Consider trailblazers such as Ambassador Rozanne Ridgway, who was one of six women in her 1957 Foreign Service class. While she joined at a time when women were considered unsuitable for positions with “expert political knowledge or tough negotiating skills,” she ultimately led all of President Ronald Reagan’s nuclear negotiations with the Soviet Union and became the State Department’s third-highest-ranking official. Like many others, she credited her success to hard work and well-honed skills, but noted her unusual luck in having supportive male colleagues and a broad range of professional opportunities.

Despite Ridgway’s success, the field has still been unfriendly to women and diversity. Even as more women continued to join the nuclear workforce, they still found the culture unwelcoming, with rampant harassment and discrimination. Other forces — unpaid leave for pregnancy and family emergencies and a dearth of women in leadership positions — likewise affected women’s career paths.

In this light, our research, in which we interviewed 23 women, suggests that perhaps this field has remained the same despite major changes in our international system because the people working there have, too. Flournoy pointed to the “mini-me approach to mentoring,” whereby a senior person, often a man, decides to mentor and promote a younger man because “he reminds [him] of his younger self.” That, she said, is “going to be a self-perpetuating system.”

This has led to stagnant policy still based on deterrence theories developed during the 1940s. That staleness stems from what one of our interview subjects, former undersecretary of defense for policy Michele Flournoy called the “consensual straitjacket” of policymaking: how gendered expectations and pressures restricted innovation. Though the geopolitical conditions have changed, the culture still reflects the exclusive Cold War “nuclear priesthood” that values military experience and demands adherence to a specific range of theories.

As our interviewees repeatedly told us, it’s not that male policymakers are less innovative, creative or intelligent than their female colleagues; it’s that, if the field only values experts of a specific theoretical background and gender, the policy proposals will be just as narrow.

Negotiating successfully requires having the best people, regardless of gender, and recognizing that diversity enhances innovation. According to our interviewees and their decades of experience in the field, when a national security team includes staff with expertise in a range of topics, perspectives and personal experience, that team will be better able to see both threats and solutions to problems.

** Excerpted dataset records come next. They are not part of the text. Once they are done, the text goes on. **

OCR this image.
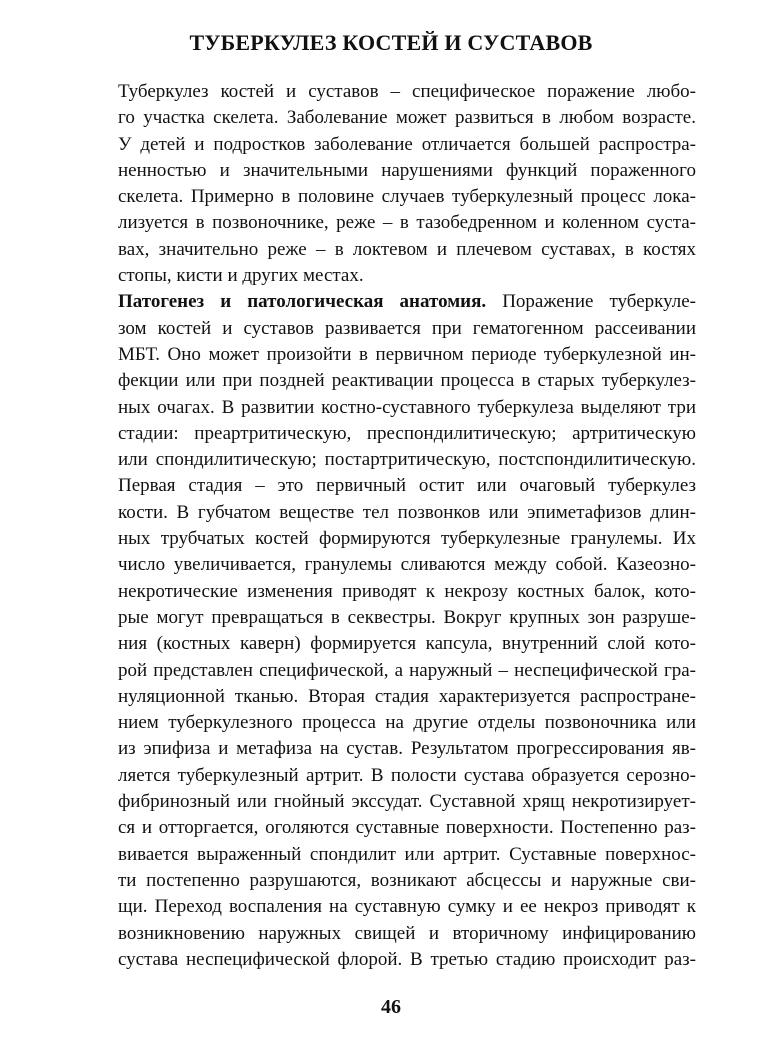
ТУБЕРКУЛЕЗ КОСТЕЙ И СУСТАВОВ
Туберкулез костей и суставов – специфическое поражение любо-
го участка скелета. Заболевание может развиться в любом возрасте.
У детей и подростков заболевание отличается большей распростра-
ненностью и значительными нарушениями функций пораженного
скелета. Примерно в половине случаев туберкулезный процесс лока-
лизуется в позвоночнике, реже – в тазобедренном и коленном суста-
вах, значительно реже – в локтевом и плечевом суставах, в костях
стопы, кисти и других местах.
Патогенез и патологическая анатомия. Поражение туберкуле-
зом костей и суставов развивается при гематогенном рассеивании
МБТ. Оно может произойти в первичном периоде туберкулезной ин-
фекции или при поздней реактивации процесса в старых туберкулез-
ных очагах. В развитии костно-суставного туберкулеза выделяют три
стадии: преартритическую, преспондилитическую; артритическую
или спондилитическую; постартритическую, постспондилитическую.
Первая стадия – это первичный остит или очаговый туберкулез
кости. В губчатом веществе тел позвонков или эпиметафизов длин-
ных трубчатых костей формируются туберкулезные гранулемы. Их
число увеличивается, гранулемы сливаются между собой. Казеозно-
некротические изменения приводят к некрозу костных балок, кото-
рые могут превращаться в секвестры. Вокруг крупных зон разруше-
ния (костных каверн) формируется капсула, внутренний слой кото-
рой представлен специфической, а наружный – неспецифической гра-
нуляционной тканью. Вторая стадия характеризуется распростране-
нием туберкулезного процесса на другие отделы позвоночника или
из эпифиза и метафиза на сустав. Результатом прогрессирования яв-
ляется туберкулезный артрит. В полости сустава образуется серозно-
фибринозный или гнойный экссудат. Суставной хрящ некротизирует-
ся и отторгается, оголяются суставные поверхности. Постепенно раз-
вивается выраженный спондилит или артрит. Суставные поверхнос-
ти постепенно разрушаются, возникают абсцессы и наружные сви-
щи. Переход воспаления на суставную сумку и ее некроз приводят к
возникновению наружных свищей и вторичному инфицированию
сустава неспецифической флорой. В третью стадию происходит раз-
46
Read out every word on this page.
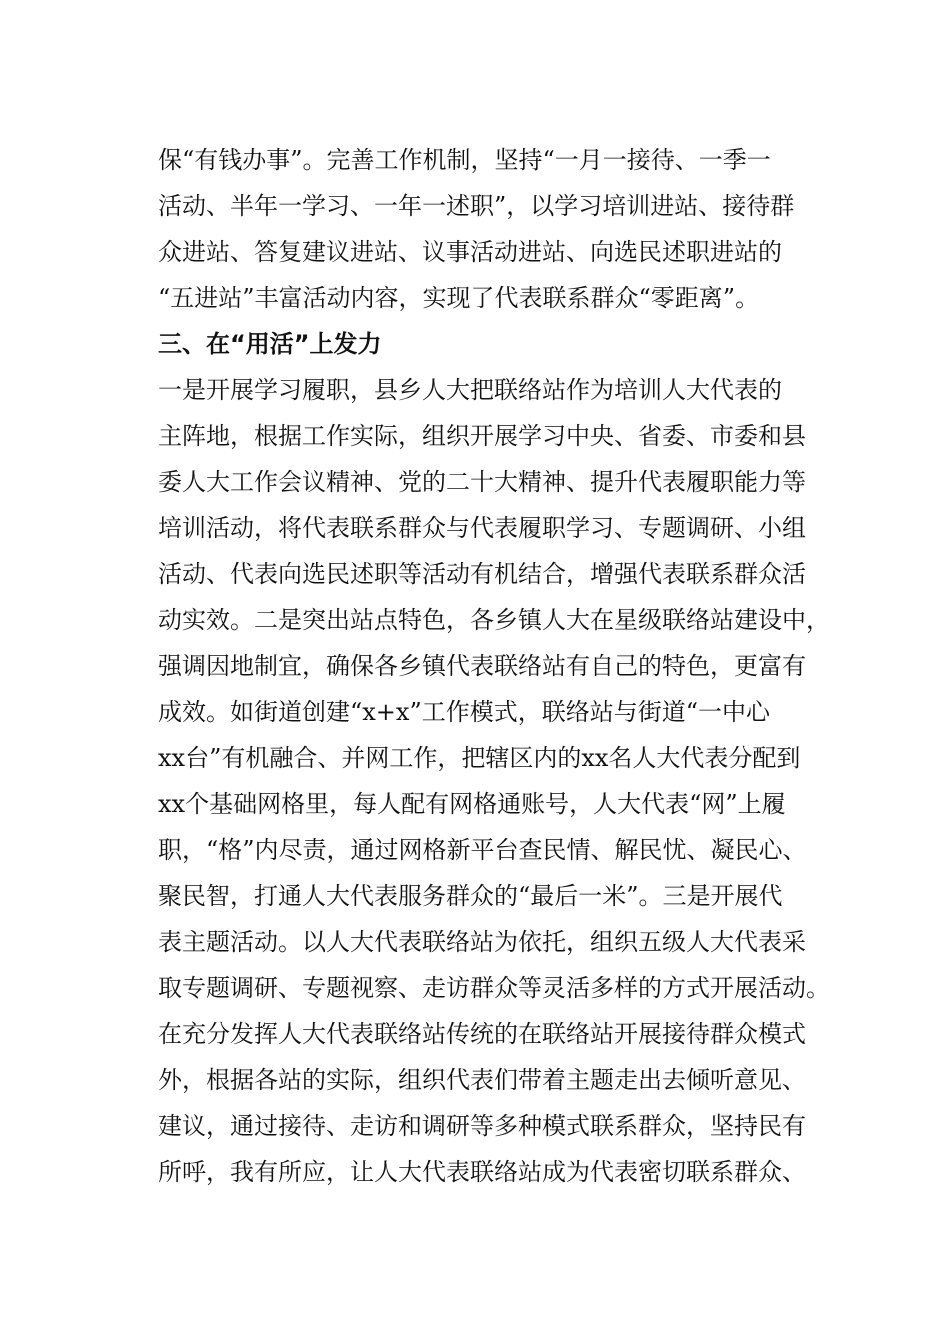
保“有钱办事”。完善工作机制，坚持“一月一接待、一季一
活动、半年一学习、一年一述职”，以学习培训进站、接待群
众进站、答复建议进站、议事活动进站、向选民述职进站的
“五进站”丰富活动内容，实现了代表联系群众“零距离”。
三、在“用活”上发力
一是开展学习履职，县乡人大把联络站作为培训人大代表的
主阵地，根据工作实际，组织开展学习中央、省委、市委和县
委人大工作会议精神、党的二十大精神、提升代表履职能力等
培训活动，将代表联系群众与代表履职学习、专题调研、小组
活动、代表向选民述职等活动有机结合，增强代表联系群众活
动实效。二是突出站点特色，各乡镇人大在星级联络站建设中，
强调因地制宜，确保各乡镇代表联络站有自己的特色，更富有
成效。如街道创建“x+x”工作模式，联络站与街道“一中心
xx台”有机融合、并网工作，把辖区内的xx名人大代表分配到
xx个基础网格里，每人配有网格通账号，人大代表“网”上履
职，“格”内尽责，通过网格新平台查民情、解民忧、凝民心、
聚民智，打通人大代表服务群众的“最后一米”。三是开展代
表主题活动。以人大代表联络站为依托，组织五级人大代表采
取专题调研、专题视察、走访群众等灵活多样的方式开展活动。
在充分发挥人大代表联络站传统的在联络站开展接待群众模式
外，根据各站的实际，组织代表们带着主题走出去倾听意见、
建议，通过接待、走访和调研等多种模式联系群众，坚持民有
所呼，我有所应，让人大代表联络站成为代表密切联系群众、
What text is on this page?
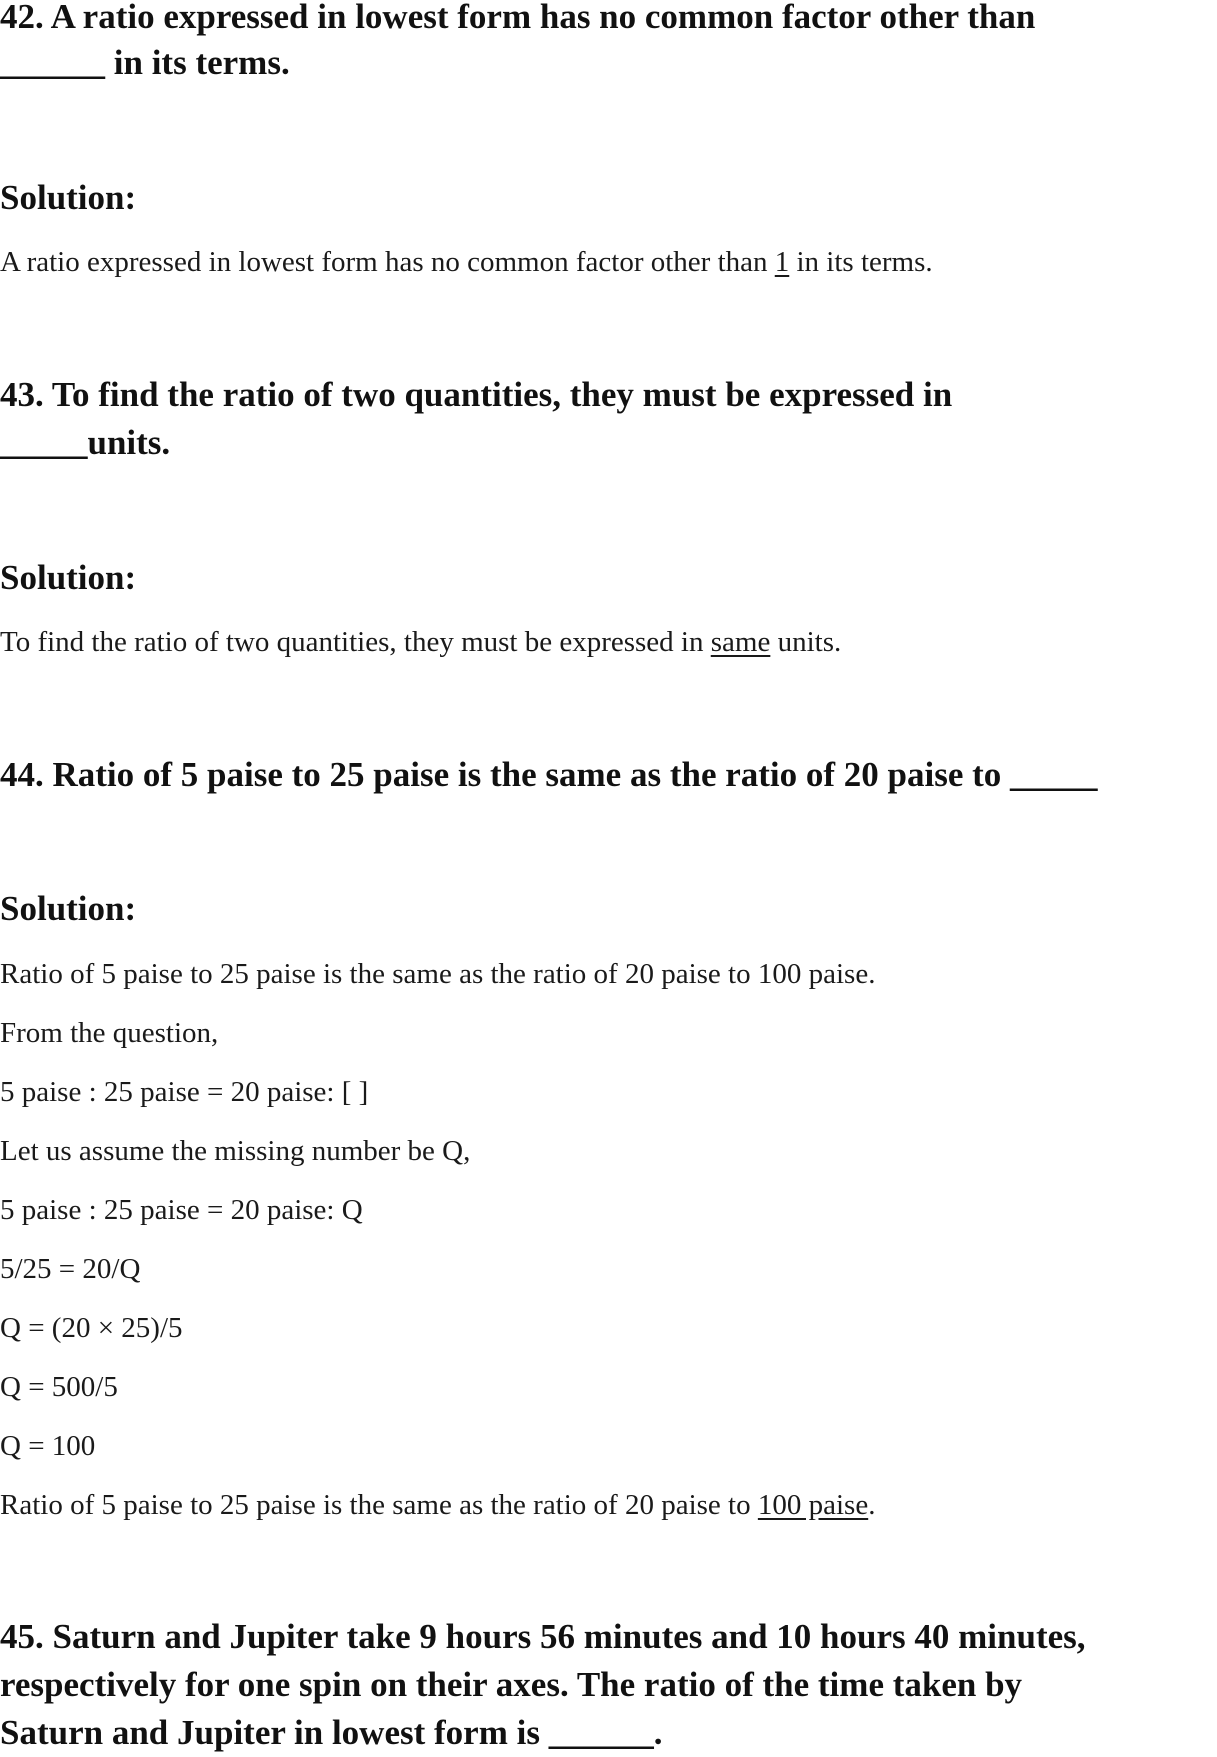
42. A ratio expressed in lowest form has no common factor other than
______ in its terms.
Solution:

A ratio expressed in lowest form has no common factor other than 1 in its terms.

43. To find the ratio of two quantities, they must be expressed in
_____units.
Solution:

To find the ratio of two quantities, they must be expressed in same units.

44. Ratio of 5 paise to 25 paise is the same as the ratio of 20 paise to _____
Solution:

Ratio of 5 paise to 25 paise is the same as the ratio of 20 paise to 100 paise.

From the question,

5 paise : 25 paise = 20 paise: [ ]

Let us assume the missing number be Q,

5 paise : 25 paise = 20 paise: Q

5/25 = 20/Q

Q = (20 × 25)/5

Q = 500/5

Q = 100

Ratio of 5 paise to 25 paise is the same as the ratio of 20 paise to 100 paise.

45. Saturn and Jupiter take 9 hours 56 minutes and 10 hours 40 minutes,
respectively for one spin on their axes. The ratio of the time taken by
Saturn and Jupiter in lowest form is ______.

History has borne that out. President George H.W. Bush’s foreign policy team, which oversaw the end of the Cold War, included record-level concentrations of women in arms control and European affairs, including Heather Wilson as director of European Defense Policy and Arms Control and Condoleezza Rice as the Soviet and Eastern Europe Affairs adviser. Similarly, when Syrian chemical weapons were successfully destroyed at sea instead of on land in 2014, that idea originated from a woman-led team and was championed by a woman who persisted, despite pushback.

The story of women in nuclear security reflects many of the broader lessons we’ve learned about gender and politics: that women’s contributions have often been ignored or excluded, risking policies that lack key perspectives, nuance and debate. With today’s high stakes, we need national security policy that includes all of the best ideas. For that, history suggests we focus now on innovation, not preserving historical hierarchies.